Here we use the RunDAA
function from the pixelatorR
package to
perform differential abundance analysis. This function requires a
contrast_column
that specifies the column in the metadata to be used
for the comparison, a targets
character vector that indicates the
condition(s) of interest, and a reference
column that indicates the
baseline condition.
# Caculate the difference in dsb value between stimulated and resting CD8 T cells
DAA <- pg_data_combined %>%
subset(cell_type == "CD8 T cells") %>%
RunDAA(
contrast_column = "condition",
targets = "stimulated",
reference = "resting",
mean_fxn = Matrix::rowMeans
) %>%
arrange(-difference)
DAA %>% head() %>% knitr::kable()
marker | p | p_adj | difference | pct_1 | pct_2 | target | reference |
---|---|---|---|---|---|---|---|
CD38 | 0 | 0 | 1.8350568 | 0.945 | 0.689 | stimulated | resting |
CD103 | 0 | 0 | 1.5356460 | 1.000 | 0.977 | stimulated | resting |
CD366 | 0 | 0 | 1.4204115 | 0.989 | 0.826 | stimulated | resting |
CD39 | 0 | 0 | 1.0978315 | 0.732 | 0.500 | stimulated | resting |
CD71 | 0 | 0 | 1.0968033 | 1.000 | 0.803 | stimulated | resting |
CD279 | 0 | 0 | 0.9309085 | 1.000 | 0.902 | stimulated | resting |
Let’s visualize these results as a volcano plot and label the most differentially abundant proteins.
ggplot(DAA, aes(x = difference, y = -log10(p_adj), color = difference)) +
geom_point() +
scale_color_gradient2(low = "#0066FFFF", mid = "#74D055FF", high = "#FF0000FF", midpoint = 0) +
geom_hline(yintercept = 0) +
geom_vline(xintercept = 0) +
geom_vline(xintercept = c(-1,1), col = "grey") +
coord_cartesian(xlim = c(1.1*min(DAA$difference), 1.1*max(DAA$difference))) +
theme_bw() +
geom_text(aes(label=ifelse(abs(difference)>1,as.character(marker),'')),hjust=-0.2,vjust=0) +
theme(panel.grid.minor = element_blank(),
panel.grid.major = element_blank())
Alternatively, in a heatmap we can visualize the average normalized values in each of the four samples for the 10 most up-regulated and the 10 most down-regulated markers in PHA versus resting conditions.
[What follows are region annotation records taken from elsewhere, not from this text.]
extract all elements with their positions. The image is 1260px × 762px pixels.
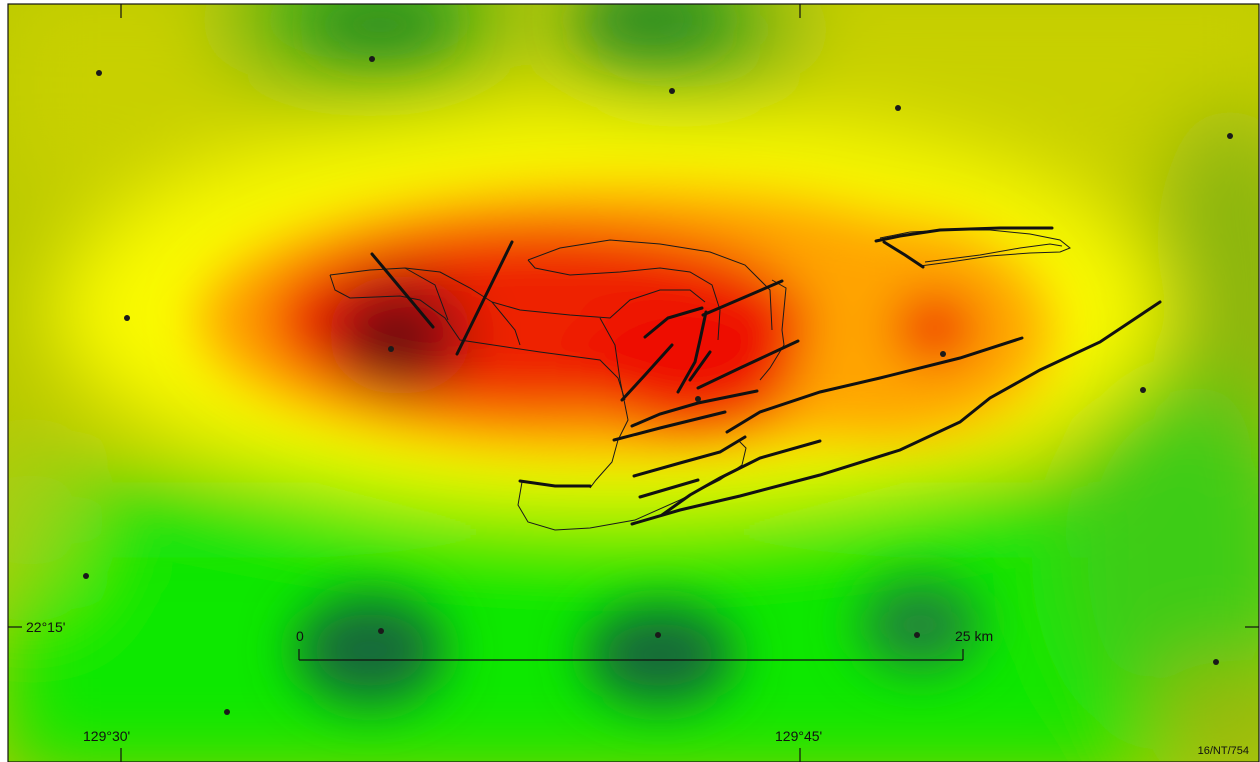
station-point bbox=[1213, 659, 1219, 665]
fault-line bbox=[643, 306, 704, 339]
fault-lines bbox=[370, 226, 1162, 526]
unit-outline-east-block bbox=[759, 279, 787, 381]
fault-line bbox=[455, 240, 514, 356]
station-point bbox=[940, 351, 946, 357]
station-point bbox=[914, 632, 920, 638]
scale-bar-start-label: 0 bbox=[296, 628, 304, 644]
station-point bbox=[83, 573, 89, 579]
station-point bbox=[224, 709, 230, 715]
fault-line bbox=[696, 339, 800, 390]
scale-bar-end-label: 25 km bbox=[955, 628, 993, 644]
unit-outline-central-d bbox=[599, 317, 626, 406]
fault-line bbox=[612, 410, 727, 442]
fault-line bbox=[630, 300, 1162, 526]
unit-outline-central-c bbox=[491, 289, 706, 319]
unit-outline-south bbox=[589, 404, 629, 489]
unit-outline-west-b bbox=[329, 274, 626, 401]
latitude-label: 22°15' bbox=[26, 619, 65, 635]
unit-outline-central-b bbox=[527, 259, 721, 341]
fault-line bbox=[370, 252, 435, 329]
station-point bbox=[895, 105, 901, 111]
station-point bbox=[655, 632, 661, 638]
fault-line bbox=[518, 479, 592, 488]
fault-line bbox=[638, 478, 700, 499]
fault-line bbox=[882, 240, 925, 269]
map-frame bbox=[7, 3, 1260, 762]
station-point bbox=[695, 396, 701, 402]
fault-line bbox=[632, 435, 747, 478]
fault-line bbox=[620, 343, 674, 402]
unit-outline-central bbox=[527, 239, 773, 331]
graticule-ticks bbox=[8, 4, 1259, 762]
station-point bbox=[388, 346, 394, 352]
longitude-label-east: 129°45' bbox=[775, 728, 822, 744]
station-point bbox=[96, 70, 102, 76]
station-point bbox=[1140, 387, 1146, 393]
station-point bbox=[124, 315, 130, 321]
fault-line bbox=[660, 439, 822, 517]
fault-line bbox=[725, 336, 1024, 434]
fault-line bbox=[676, 310, 708, 394]
fault-line bbox=[701, 279, 784, 317]
survey-stations bbox=[83, 56, 1233, 715]
geological-unit-outlines bbox=[329, 229, 1071, 531]
unit-outline-west bbox=[329, 267, 521, 346]
reference-code: 16/NT/754 bbox=[1198, 745, 1249, 757]
station-point bbox=[1227, 133, 1233, 139]
station-point bbox=[378, 628, 384, 634]
fault-line bbox=[874, 226, 1054, 243]
fault-line bbox=[688, 350, 712, 382]
scale-bar: 0 25 km bbox=[296, 628, 993, 661]
unit-outline-ne-lens-inner bbox=[924, 243, 1063, 263]
fault-line bbox=[630, 389, 759, 428]
unit-outline-south-lobe bbox=[517, 439, 747, 531]
station-point bbox=[669, 88, 675, 94]
longitude-label-west: 129°30' bbox=[83, 728, 130, 744]
station-point bbox=[369, 56, 375, 62]
unit-outline-west-c bbox=[404, 267, 449, 321]
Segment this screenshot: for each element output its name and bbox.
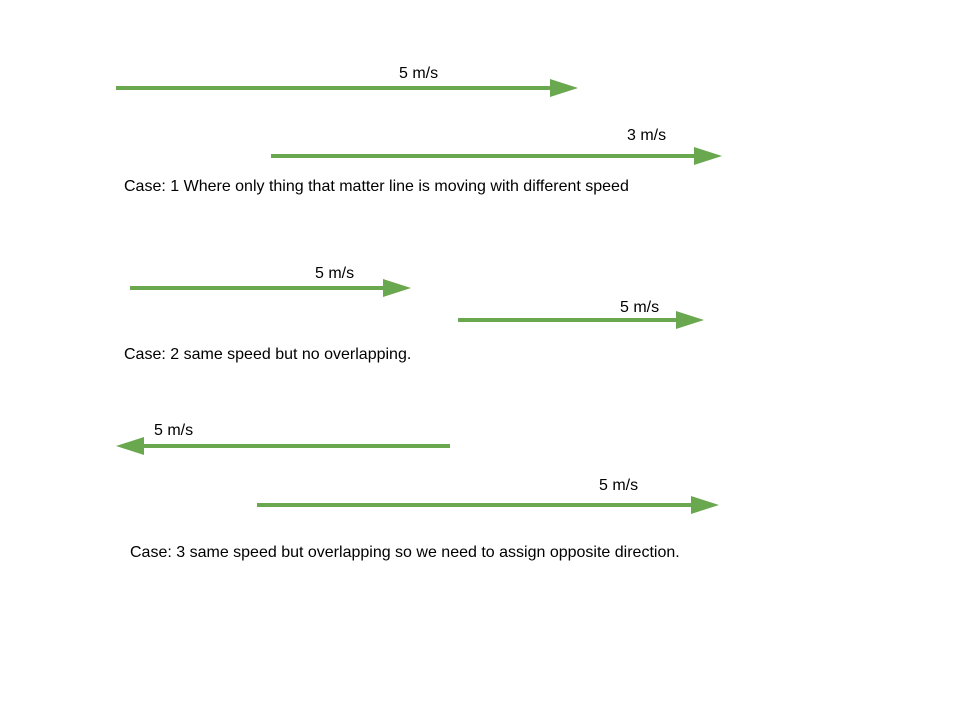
case-2-caption: Case: 2 same speed but no overlapping. xyxy=(124,346,412,363)
case-1-arrow-2 xyxy=(271,147,722,165)
case-2-arrow-1 xyxy=(130,279,411,297)
case-3-arrow-2 xyxy=(257,496,719,514)
case-2-arrow-2 xyxy=(458,311,704,329)
case-2-arrow-2-label: 5 m/s xyxy=(620,299,660,316)
case-2-arrow-1-label: 5 m/s xyxy=(315,265,355,282)
case-3-arrow-2-label: 5 m/s xyxy=(599,477,639,494)
case-3-arrow-1-label: 5 m/s xyxy=(154,422,194,439)
case-3-arrow-1 xyxy=(116,437,450,455)
case-1-arrow-1-label: 5 m/s xyxy=(399,65,439,82)
case-1-arrow-2-label: 3 m/s xyxy=(627,127,667,144)
case-1-arrow-1 xyxy=(116,79,578,97)
case-3-caption: Case: 3 same speed but overlapping so we… xyxy=(130,544,680,561)
case-1-caption: Case: 1 Where only thing that matter lin… xyxy=(124,178,629,195)
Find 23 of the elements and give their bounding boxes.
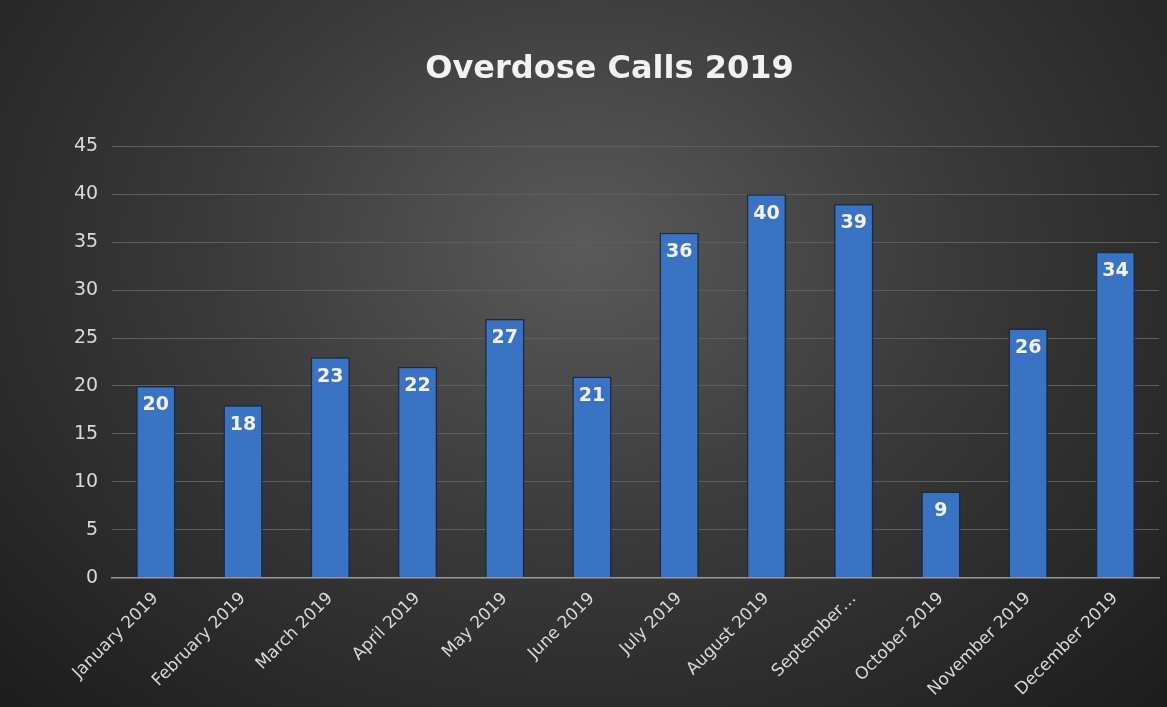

# Select 14 most different markers
DA_markers <- DAA %>%
arrange(-difference) %>%
{
rbind(head(., 10), tail(., 10))
} %>%
pull(marker)
# Visualize them in a hetmap of dsb values for the two conditions
FetchData(pg_data_combined, vars = c("condition", DA_markers)) %>%
group_by(condition) %>%
summarise_all(mean) %>%
column_to_rownames("condition") %>%
t() %>%
pheatmap(cellwidth = 10,
cellheight = 10,
angle_col = 90)
This example reveals a significant increase in the abundance of CD38, CD25, CD278, and CD279 upon PHA stimulation, while KLRG1 and CD127 show a significant decrease.
However, protein abundance is just one dimension of the rich data from PNA experiments. We are now poised to explore the spatial organization and interactions of proteins on the cell surface. The following tutorials will leverage the graph structure and spatial metrics inherent in PNA data to uncover the spatial biology of cells, examining protein clustering and colocalization patterns and their contributions to cell identity, signaling, and function.